Sunday, February 23, 2014

The Hill of Crosses

Ever since we found out that we would be spending spring semester in Šiauliai, Lithuania, we have been reading about the Hill of Crosses, a major Roman Catholic pilgrimage site that is probably Šiauliai’s best-known tourist attraction; the locals call it Kryžų kalnas.  It’s actually about 12 kilometers outside of town, so for non-motorists such as ourselves the drill involves a regional bus, and then a 25-minute hike to the site itself.  I suppose it makes sense that a pilgrimage site requires at least a little bit of walking.

The story behind the Hill of Crosses is pretty simple.  In the 19th century, the site was home to a bastion, or fort, where battles were fought during the several insurrections of Poles and Lithuanians against the Tsarist authorities.  Family members started to plant crosses to commemorate sons lost in the insurrection, and as recently as 1922 the number of crosses, according to an article in Wikitravel, was not more than 50.  By the beginning of World War II, the same source says there were maybe 400, but they didn't yet possess the kind of eloquence that they were to acquire with the post-war Soviet occupation.
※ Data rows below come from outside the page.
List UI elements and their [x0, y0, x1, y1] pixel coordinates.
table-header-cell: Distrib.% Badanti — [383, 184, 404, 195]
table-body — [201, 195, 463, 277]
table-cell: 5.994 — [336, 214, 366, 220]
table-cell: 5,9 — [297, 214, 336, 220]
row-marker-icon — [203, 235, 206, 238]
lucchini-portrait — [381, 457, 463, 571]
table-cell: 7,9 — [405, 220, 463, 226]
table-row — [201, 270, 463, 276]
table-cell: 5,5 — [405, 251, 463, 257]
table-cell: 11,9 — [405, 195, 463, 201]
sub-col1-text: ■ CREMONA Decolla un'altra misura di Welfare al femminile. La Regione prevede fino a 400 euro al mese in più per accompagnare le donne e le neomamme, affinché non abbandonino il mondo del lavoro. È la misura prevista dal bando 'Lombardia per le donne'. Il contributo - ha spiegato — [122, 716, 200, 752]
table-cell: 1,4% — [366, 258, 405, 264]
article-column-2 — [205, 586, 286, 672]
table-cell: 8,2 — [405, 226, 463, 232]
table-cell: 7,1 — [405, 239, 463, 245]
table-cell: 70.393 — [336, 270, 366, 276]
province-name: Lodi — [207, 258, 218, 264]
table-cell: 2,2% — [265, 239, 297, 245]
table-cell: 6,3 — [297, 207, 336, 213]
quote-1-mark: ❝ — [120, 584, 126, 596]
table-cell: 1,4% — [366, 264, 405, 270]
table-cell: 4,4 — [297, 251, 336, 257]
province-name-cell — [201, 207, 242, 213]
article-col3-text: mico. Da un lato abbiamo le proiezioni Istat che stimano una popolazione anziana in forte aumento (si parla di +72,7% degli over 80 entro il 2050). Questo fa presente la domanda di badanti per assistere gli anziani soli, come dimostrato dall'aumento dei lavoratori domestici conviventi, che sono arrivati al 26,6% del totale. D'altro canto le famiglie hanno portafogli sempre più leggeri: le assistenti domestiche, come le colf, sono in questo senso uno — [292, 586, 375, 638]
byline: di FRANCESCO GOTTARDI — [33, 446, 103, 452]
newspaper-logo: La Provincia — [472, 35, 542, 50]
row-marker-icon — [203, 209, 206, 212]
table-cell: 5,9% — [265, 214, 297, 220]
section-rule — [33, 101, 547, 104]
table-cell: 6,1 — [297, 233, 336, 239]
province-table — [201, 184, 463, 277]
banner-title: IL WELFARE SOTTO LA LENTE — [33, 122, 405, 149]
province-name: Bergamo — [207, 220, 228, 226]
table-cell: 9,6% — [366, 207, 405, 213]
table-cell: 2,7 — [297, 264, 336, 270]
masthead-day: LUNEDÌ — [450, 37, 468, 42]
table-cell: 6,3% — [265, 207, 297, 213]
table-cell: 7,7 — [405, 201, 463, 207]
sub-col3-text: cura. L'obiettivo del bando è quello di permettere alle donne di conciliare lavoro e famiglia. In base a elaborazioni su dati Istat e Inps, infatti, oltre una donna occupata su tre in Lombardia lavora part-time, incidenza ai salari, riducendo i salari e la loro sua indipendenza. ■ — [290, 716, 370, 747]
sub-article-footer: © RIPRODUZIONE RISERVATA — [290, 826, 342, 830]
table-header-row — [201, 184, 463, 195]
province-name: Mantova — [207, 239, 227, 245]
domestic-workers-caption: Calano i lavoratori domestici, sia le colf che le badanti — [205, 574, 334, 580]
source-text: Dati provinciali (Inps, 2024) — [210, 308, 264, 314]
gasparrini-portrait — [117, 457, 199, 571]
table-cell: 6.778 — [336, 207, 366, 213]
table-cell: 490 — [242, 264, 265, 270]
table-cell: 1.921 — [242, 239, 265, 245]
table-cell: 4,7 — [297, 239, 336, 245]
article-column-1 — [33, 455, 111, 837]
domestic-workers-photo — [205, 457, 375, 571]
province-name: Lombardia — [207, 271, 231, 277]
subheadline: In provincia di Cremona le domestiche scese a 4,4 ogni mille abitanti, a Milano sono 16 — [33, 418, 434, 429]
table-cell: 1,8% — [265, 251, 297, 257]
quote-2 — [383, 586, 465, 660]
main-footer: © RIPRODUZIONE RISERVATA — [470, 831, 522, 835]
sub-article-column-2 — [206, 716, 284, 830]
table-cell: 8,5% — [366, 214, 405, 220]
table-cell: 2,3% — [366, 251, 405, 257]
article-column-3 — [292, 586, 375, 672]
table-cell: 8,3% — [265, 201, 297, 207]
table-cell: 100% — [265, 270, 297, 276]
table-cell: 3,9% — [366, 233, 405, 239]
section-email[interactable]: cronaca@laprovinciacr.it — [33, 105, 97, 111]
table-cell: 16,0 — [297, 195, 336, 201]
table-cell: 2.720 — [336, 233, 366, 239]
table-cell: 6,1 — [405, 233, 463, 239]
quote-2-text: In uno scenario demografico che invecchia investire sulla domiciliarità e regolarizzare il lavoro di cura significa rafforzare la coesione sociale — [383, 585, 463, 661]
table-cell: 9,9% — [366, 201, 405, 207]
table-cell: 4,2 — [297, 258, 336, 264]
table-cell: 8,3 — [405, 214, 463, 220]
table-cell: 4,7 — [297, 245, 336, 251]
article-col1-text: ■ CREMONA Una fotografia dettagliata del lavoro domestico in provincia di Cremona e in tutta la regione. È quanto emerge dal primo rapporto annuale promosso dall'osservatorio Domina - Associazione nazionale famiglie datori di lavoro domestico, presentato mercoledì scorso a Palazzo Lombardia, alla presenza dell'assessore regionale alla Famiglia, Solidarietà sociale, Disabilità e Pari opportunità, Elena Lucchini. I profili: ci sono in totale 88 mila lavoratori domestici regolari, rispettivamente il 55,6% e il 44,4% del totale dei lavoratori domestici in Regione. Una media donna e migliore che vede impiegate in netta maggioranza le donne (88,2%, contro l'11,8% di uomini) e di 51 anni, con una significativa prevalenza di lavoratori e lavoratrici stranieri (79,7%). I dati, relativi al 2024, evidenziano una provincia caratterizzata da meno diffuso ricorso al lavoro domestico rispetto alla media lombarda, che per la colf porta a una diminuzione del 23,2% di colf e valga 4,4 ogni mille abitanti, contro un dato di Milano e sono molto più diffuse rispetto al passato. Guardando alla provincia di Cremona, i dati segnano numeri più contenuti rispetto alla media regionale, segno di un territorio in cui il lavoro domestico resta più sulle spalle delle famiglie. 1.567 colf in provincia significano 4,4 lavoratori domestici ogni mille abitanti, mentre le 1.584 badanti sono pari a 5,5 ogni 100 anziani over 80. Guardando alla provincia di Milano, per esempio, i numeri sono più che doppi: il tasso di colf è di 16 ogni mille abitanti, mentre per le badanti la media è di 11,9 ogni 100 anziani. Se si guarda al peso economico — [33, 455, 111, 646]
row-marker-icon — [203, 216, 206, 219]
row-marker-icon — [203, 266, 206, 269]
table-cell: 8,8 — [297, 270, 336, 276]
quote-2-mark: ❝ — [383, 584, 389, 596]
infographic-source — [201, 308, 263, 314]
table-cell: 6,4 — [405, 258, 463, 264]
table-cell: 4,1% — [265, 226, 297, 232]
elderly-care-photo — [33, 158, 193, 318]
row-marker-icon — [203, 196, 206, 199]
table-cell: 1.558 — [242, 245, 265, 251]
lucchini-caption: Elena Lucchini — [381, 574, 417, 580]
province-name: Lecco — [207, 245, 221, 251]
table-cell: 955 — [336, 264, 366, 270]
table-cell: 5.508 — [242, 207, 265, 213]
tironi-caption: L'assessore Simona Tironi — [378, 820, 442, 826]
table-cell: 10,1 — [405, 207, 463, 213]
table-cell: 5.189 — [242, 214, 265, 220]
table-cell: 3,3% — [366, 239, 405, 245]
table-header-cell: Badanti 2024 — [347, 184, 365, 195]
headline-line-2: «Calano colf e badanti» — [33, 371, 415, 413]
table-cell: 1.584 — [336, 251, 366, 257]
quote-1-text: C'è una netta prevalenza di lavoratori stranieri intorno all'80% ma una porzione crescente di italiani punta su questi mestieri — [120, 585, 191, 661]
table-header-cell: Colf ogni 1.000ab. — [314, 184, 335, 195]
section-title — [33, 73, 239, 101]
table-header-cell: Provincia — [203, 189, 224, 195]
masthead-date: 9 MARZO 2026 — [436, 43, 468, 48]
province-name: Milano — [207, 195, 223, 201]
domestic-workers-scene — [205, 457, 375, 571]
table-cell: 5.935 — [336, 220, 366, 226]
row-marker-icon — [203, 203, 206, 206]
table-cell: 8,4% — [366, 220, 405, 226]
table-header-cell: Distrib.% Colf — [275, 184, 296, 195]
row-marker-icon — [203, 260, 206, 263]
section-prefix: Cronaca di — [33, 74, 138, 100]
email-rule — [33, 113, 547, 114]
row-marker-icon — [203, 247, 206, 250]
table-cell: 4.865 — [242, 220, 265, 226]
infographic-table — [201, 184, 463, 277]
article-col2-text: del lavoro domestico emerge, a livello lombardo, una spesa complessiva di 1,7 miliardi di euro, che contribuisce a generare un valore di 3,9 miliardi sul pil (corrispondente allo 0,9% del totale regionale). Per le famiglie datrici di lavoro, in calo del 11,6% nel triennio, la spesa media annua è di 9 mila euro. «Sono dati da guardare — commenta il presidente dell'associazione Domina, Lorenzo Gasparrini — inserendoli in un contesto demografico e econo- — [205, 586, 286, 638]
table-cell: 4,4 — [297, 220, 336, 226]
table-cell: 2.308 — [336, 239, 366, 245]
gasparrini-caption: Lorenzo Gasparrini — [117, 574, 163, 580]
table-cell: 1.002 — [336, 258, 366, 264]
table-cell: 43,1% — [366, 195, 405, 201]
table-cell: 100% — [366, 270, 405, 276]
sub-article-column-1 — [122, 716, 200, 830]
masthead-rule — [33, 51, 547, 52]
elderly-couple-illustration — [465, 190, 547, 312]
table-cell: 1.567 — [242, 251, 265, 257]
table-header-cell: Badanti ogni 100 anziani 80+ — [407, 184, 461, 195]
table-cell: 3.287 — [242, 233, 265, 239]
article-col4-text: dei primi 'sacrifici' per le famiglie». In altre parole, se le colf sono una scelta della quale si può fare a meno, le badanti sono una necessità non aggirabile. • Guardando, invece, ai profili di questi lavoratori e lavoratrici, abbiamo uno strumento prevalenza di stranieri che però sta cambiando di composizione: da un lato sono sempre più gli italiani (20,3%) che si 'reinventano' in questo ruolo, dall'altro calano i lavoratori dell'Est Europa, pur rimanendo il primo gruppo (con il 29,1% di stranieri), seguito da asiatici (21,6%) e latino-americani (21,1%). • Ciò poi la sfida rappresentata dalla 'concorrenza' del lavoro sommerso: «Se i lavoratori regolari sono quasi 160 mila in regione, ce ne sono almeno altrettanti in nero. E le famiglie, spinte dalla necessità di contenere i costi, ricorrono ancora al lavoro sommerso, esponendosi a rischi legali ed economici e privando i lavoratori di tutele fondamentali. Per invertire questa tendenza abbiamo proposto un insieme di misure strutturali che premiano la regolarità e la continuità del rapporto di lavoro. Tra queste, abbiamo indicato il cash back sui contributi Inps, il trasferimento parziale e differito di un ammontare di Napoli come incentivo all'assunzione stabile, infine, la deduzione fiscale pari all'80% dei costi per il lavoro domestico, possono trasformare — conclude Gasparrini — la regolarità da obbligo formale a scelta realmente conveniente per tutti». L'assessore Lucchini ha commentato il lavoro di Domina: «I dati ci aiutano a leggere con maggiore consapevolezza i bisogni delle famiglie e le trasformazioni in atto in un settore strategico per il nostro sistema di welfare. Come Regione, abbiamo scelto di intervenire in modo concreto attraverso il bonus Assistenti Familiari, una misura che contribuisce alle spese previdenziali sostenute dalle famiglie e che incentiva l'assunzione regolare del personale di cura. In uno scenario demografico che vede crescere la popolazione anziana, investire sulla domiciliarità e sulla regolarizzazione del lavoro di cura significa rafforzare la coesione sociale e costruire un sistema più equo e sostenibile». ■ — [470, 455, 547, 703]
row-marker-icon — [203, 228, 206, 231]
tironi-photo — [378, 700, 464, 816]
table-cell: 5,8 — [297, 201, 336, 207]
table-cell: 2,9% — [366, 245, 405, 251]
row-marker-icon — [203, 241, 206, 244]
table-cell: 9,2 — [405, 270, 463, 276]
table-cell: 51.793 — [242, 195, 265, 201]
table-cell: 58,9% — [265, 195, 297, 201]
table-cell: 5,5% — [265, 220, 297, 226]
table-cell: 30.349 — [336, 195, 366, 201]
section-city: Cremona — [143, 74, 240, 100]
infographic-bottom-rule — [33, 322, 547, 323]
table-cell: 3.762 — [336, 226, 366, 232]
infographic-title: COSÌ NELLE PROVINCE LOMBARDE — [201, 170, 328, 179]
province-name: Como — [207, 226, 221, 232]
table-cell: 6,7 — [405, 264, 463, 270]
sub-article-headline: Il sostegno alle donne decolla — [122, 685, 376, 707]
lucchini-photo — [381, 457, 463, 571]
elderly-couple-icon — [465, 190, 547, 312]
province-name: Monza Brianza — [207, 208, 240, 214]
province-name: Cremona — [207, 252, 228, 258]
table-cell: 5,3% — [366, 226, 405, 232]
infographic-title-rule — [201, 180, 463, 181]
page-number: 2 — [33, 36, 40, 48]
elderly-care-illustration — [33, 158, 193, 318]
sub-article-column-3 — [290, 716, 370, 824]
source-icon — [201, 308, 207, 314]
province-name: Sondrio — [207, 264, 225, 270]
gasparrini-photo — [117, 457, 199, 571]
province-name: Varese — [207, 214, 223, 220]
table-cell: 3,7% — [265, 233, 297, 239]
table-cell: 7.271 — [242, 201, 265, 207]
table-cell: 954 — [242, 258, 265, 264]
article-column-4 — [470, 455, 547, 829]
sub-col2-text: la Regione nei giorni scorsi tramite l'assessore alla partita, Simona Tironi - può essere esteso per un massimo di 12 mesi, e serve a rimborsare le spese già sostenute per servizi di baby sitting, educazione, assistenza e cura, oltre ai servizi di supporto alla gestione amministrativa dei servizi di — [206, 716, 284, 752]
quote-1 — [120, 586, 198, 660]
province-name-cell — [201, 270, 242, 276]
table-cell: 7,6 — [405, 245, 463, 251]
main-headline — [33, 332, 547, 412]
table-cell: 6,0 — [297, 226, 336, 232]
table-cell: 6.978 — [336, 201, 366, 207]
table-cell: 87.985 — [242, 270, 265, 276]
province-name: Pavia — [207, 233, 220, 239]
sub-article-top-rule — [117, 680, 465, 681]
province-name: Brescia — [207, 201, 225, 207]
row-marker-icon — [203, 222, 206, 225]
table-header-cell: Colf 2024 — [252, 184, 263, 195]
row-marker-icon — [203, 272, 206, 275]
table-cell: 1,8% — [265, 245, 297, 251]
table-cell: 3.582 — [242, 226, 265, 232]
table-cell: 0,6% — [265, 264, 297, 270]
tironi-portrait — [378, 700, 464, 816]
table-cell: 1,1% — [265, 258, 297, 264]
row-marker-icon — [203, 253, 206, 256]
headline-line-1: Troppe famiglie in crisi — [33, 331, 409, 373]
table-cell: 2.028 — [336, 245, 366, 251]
What happened under the Soviets is that planting a cross on the site became a way of expressing contempt for the officially atheistic state.  Luckily, the Soviets cooperated by razing the site on at least three different occasions.  One by one, under cover of darkness, the crosses would be replaced, and now they number at least 100,000.  In 1993, Pope John Paul II visited the site, where the Polish pope left behind a characteristically modest tribute to the piety of the Lithuanian people.

As Protestants and members of the Anglican communion, Jane and I were both a little dubious about the Hill of Crosses, which struck us as having the potential to be more than a little tacky.  We have encountered kitsch at a few roadside shrines in the United States, and also at a few Roman Catholic heritage sites in Italy, and we can attest that it is no fun to be embarrassed by someone else’s cultural icon. 

As it turned out, we found the Hill of Crosses to be quite moving.  For sure, it is a photogenic site.  There is every conceivable kind of cross there, with no sense that some are more equal than others.  There is no principle of order or subordination among the crosses.  Perhaps the crosses do express the piety of the Lithuanian people, but they also seemed to us, like the “talking statues” of Rome, to be making a political statement, one that we found congenial.